Another inspector asked for my opinion on a ridge board he had seen at an inspection today. The ridge board had a very visible 1/16" or less check or crack running 4-6’ or so along the length of it. None of the rafters were separated, no sagging, no visible anomalies. He noted in the report the ridge board was cracked but functioning as intended and did not recommend any further actions. Seems reasonable to me, how about you? No photos available…it’s pretty easy to envision :). If corrective action was deemed to be required would a properly designed strong-tie or mending plate be appropriate? Kenton…what are your thoughts?
Without seeing it that sounds adequate.
He did what I’d have done, Mike.
Look how many 100+ year-old homes are just fine with no ridge at all.
A ridge makes it easy to stand and stabilize the rafters during roof construction, and it provides a handy way to fasten them into place at the peak, with or without metal connectors and on or off layout.
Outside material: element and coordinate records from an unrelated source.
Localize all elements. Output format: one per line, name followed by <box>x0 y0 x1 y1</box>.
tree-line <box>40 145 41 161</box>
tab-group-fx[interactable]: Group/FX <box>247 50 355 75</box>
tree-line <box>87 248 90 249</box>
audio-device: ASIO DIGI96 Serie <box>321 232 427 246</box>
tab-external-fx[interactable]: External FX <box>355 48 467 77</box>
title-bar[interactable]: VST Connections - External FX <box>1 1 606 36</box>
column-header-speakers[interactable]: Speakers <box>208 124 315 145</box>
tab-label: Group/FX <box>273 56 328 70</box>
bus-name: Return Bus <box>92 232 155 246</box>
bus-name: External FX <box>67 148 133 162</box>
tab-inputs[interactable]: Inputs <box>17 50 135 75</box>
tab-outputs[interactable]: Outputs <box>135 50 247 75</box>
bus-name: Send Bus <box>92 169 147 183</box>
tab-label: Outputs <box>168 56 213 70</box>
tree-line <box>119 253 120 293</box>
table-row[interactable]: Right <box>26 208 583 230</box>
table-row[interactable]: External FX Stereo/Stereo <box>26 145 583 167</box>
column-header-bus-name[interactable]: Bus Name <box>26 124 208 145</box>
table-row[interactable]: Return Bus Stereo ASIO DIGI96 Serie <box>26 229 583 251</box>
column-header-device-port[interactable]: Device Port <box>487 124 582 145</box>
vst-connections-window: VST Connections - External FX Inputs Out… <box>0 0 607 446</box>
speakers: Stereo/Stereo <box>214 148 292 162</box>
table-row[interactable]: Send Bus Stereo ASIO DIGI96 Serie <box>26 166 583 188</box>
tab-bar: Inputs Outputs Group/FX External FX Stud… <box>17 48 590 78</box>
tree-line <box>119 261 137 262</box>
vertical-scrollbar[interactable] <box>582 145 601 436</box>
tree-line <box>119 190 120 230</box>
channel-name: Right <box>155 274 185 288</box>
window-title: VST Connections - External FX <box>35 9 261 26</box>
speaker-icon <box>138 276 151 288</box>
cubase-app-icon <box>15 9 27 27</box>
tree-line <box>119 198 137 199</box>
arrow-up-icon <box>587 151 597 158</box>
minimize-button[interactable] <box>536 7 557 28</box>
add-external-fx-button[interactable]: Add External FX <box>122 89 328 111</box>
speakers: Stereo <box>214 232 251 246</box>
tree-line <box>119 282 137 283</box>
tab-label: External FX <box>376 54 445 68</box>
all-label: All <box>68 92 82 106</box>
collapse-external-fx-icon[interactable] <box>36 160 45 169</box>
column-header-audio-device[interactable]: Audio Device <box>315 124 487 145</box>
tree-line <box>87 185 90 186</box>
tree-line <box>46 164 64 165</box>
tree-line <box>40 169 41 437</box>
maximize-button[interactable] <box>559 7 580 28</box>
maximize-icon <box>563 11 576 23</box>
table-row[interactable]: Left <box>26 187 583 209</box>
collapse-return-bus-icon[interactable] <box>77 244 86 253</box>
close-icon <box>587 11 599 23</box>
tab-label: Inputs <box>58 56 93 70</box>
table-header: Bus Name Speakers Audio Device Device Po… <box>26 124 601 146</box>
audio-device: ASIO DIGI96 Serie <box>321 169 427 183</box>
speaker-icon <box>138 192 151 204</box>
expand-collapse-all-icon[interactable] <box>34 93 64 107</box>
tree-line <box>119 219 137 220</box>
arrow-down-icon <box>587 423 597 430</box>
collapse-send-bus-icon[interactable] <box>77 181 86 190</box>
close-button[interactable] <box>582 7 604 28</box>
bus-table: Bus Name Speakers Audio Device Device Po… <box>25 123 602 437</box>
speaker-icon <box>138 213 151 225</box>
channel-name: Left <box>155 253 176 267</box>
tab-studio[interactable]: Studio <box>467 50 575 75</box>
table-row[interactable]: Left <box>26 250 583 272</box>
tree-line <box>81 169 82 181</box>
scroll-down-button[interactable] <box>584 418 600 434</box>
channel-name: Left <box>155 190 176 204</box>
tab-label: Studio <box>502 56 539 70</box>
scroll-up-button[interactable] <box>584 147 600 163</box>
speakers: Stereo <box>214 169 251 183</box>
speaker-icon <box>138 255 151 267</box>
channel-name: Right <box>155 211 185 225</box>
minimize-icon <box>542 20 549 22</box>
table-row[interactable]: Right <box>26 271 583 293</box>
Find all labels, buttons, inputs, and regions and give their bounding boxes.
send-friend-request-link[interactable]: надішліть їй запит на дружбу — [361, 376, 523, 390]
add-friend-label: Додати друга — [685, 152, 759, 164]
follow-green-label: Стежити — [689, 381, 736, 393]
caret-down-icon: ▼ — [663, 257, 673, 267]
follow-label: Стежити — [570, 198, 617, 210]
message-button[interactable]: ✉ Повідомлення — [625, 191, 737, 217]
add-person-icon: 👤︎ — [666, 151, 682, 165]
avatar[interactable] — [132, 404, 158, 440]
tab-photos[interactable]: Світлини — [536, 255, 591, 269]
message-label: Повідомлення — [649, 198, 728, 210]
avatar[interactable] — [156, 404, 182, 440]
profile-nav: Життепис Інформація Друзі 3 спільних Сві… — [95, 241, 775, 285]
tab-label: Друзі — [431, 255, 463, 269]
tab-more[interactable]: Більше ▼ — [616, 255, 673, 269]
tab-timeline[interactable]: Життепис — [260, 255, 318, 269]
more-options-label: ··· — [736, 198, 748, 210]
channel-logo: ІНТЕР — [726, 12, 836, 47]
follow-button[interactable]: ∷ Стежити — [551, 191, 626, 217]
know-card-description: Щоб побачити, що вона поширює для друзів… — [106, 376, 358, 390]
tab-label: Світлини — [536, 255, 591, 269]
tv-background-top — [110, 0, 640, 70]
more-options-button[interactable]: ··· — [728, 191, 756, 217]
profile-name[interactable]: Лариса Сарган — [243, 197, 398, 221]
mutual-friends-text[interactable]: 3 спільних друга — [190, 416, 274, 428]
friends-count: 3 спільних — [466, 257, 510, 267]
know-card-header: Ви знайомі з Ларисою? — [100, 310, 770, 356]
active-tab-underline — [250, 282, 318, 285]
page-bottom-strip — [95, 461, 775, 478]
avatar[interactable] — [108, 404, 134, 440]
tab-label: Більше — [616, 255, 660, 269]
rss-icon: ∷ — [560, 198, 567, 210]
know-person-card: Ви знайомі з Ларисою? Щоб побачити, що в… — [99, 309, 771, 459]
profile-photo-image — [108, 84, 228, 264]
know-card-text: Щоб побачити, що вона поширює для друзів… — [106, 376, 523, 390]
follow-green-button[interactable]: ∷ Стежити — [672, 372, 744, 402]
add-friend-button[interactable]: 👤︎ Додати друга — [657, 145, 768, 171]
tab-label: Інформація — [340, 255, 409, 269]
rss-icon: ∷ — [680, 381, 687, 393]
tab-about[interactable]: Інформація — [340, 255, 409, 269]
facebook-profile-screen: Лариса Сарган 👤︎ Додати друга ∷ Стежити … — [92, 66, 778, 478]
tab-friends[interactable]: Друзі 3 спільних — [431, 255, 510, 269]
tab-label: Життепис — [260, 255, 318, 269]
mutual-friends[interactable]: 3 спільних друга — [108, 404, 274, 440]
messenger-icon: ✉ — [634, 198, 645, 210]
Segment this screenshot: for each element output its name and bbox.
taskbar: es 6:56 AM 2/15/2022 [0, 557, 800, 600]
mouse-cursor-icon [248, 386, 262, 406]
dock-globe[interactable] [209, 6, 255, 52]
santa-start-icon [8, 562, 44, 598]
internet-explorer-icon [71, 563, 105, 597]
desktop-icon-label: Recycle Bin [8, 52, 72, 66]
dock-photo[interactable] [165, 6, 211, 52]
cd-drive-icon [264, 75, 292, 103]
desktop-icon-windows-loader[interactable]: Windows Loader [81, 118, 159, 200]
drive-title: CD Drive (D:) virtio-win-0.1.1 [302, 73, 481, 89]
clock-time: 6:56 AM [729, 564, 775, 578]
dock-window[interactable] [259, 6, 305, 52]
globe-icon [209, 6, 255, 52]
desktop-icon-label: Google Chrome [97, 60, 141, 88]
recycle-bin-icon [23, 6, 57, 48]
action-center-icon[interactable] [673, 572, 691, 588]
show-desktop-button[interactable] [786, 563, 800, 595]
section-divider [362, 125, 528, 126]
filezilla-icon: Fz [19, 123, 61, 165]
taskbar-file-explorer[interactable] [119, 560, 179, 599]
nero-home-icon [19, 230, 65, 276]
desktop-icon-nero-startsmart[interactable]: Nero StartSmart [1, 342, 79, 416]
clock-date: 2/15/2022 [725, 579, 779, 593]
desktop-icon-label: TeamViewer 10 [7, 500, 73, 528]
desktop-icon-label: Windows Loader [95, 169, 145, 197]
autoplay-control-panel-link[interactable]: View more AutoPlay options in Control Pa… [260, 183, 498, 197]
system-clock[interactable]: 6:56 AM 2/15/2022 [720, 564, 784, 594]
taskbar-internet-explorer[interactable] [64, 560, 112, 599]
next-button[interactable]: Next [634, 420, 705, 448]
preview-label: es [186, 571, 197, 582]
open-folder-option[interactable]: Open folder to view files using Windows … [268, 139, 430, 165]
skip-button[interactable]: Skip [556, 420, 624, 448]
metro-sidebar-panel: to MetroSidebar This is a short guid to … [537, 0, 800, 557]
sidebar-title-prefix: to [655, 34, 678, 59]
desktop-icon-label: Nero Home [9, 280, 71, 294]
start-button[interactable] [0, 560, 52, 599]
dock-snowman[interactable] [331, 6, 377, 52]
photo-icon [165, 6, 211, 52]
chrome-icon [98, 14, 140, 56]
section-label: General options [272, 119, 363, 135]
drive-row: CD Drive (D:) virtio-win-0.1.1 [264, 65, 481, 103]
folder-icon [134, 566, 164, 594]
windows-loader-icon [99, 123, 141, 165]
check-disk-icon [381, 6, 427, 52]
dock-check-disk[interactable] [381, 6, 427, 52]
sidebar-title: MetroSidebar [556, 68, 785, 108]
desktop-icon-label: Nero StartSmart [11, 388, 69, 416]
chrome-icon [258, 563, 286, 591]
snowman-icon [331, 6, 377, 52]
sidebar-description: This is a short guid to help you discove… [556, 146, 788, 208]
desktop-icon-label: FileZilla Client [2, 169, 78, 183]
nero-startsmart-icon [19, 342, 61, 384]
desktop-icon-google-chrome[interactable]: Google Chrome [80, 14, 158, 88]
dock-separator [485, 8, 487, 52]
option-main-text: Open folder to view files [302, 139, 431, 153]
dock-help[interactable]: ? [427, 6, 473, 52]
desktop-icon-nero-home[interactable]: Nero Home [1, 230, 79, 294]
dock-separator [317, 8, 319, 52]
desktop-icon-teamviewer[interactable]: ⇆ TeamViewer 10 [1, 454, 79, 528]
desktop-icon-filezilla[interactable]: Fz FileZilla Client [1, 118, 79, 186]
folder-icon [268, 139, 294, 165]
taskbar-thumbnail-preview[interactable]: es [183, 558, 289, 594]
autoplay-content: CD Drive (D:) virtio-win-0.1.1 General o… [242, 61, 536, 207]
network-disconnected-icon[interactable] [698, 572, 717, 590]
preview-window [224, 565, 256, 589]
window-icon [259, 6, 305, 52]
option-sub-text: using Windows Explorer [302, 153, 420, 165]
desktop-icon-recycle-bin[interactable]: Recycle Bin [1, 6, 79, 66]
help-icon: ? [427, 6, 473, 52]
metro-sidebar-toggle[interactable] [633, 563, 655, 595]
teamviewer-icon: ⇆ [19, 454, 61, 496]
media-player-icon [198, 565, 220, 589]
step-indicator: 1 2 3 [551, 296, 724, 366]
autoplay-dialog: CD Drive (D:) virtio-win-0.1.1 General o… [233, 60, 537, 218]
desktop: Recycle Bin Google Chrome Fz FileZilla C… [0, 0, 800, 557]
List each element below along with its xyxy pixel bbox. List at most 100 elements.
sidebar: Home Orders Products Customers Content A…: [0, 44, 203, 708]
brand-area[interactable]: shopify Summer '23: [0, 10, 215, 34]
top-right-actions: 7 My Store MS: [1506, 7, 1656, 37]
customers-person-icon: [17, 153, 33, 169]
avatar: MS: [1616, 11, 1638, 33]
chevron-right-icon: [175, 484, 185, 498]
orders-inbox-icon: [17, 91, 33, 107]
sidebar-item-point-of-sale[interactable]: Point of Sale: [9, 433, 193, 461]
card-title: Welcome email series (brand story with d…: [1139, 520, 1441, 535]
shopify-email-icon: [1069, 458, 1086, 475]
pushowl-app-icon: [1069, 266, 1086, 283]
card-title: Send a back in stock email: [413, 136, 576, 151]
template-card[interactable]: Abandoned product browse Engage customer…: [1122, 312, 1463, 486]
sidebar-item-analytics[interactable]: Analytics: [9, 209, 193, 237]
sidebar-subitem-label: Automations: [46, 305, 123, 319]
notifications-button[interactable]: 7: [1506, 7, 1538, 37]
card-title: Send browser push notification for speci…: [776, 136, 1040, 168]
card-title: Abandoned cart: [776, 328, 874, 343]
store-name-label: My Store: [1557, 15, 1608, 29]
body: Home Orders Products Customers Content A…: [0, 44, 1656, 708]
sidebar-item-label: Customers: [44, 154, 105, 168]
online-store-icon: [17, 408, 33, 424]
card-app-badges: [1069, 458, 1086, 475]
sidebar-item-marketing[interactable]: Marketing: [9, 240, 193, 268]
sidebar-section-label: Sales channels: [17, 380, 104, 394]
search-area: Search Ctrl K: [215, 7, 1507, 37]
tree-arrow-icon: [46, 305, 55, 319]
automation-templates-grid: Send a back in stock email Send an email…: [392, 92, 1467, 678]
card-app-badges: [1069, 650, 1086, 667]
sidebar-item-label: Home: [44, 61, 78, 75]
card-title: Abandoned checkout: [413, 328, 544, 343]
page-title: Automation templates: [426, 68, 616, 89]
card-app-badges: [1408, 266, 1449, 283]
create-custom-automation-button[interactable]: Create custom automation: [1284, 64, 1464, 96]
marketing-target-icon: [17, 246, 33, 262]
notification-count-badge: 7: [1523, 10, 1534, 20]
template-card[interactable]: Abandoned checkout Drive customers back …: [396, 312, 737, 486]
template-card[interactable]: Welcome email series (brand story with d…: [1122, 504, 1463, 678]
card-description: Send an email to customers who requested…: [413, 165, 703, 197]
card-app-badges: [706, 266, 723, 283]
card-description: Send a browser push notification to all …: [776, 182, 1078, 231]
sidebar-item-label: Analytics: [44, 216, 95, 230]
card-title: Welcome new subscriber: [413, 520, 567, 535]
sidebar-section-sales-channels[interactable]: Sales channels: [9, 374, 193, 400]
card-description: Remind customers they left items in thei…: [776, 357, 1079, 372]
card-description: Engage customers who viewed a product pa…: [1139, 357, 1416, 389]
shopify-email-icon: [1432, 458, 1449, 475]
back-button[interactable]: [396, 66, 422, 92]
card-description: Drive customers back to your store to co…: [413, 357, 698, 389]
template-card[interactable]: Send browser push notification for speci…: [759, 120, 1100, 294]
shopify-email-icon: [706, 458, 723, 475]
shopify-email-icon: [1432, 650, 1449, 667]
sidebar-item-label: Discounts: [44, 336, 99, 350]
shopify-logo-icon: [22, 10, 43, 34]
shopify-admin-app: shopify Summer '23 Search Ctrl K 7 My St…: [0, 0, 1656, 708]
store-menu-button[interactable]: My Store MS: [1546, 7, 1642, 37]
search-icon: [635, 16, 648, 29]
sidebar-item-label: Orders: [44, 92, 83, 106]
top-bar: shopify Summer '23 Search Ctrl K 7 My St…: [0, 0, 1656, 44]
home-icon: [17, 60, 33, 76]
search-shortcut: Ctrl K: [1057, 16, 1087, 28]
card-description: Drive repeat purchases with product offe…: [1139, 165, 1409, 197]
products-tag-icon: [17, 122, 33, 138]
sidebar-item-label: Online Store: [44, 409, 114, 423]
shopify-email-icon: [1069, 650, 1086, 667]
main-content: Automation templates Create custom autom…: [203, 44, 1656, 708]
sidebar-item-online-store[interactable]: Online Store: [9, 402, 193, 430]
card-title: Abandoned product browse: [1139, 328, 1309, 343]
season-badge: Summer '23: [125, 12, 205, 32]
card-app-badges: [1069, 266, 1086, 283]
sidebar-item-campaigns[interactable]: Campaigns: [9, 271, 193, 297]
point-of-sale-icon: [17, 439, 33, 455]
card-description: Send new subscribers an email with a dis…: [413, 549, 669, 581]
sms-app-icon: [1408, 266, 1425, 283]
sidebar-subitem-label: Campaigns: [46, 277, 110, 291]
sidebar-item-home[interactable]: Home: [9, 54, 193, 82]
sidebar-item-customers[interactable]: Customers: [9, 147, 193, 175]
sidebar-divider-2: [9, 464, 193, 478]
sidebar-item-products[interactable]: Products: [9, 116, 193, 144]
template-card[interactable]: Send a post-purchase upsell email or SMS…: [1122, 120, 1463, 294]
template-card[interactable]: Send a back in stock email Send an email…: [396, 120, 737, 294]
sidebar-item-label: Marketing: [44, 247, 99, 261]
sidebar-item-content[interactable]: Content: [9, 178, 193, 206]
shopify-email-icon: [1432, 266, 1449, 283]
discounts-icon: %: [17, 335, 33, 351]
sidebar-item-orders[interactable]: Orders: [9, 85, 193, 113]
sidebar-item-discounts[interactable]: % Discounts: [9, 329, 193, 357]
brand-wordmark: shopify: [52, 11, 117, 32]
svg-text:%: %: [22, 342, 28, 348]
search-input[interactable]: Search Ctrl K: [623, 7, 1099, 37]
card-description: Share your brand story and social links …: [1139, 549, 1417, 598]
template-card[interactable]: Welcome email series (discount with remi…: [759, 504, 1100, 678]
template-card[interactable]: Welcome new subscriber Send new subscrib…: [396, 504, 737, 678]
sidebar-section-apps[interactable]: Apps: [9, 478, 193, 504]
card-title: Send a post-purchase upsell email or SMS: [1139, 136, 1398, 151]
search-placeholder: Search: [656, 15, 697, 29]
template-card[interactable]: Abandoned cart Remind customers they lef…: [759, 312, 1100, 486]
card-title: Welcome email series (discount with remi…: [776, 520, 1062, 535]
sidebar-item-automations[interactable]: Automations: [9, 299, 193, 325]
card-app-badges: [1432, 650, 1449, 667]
Spometimes it also provides backing for boundry nailing at the ridge, but not when there’s a continuous ridge vent, so it’s not that crucial for that purpose.
Sounds good…thanks for the quick reply. I’ll pass this along to him.
According to what I know ridge boards are not structural. They only help align the rafter pairs which are structural. So checks, cracks in a ridge board should not be at issue.
Different issue if your dealing with a structural ridge beam which is carrying roof load. Severe checking or cracking in that beam could effect ability to support load and will need an engineer to evaluate.
I don’t think checking is often a structural issue, even when it looks nasty. Cracking is a different story. Significant cracking would be failure.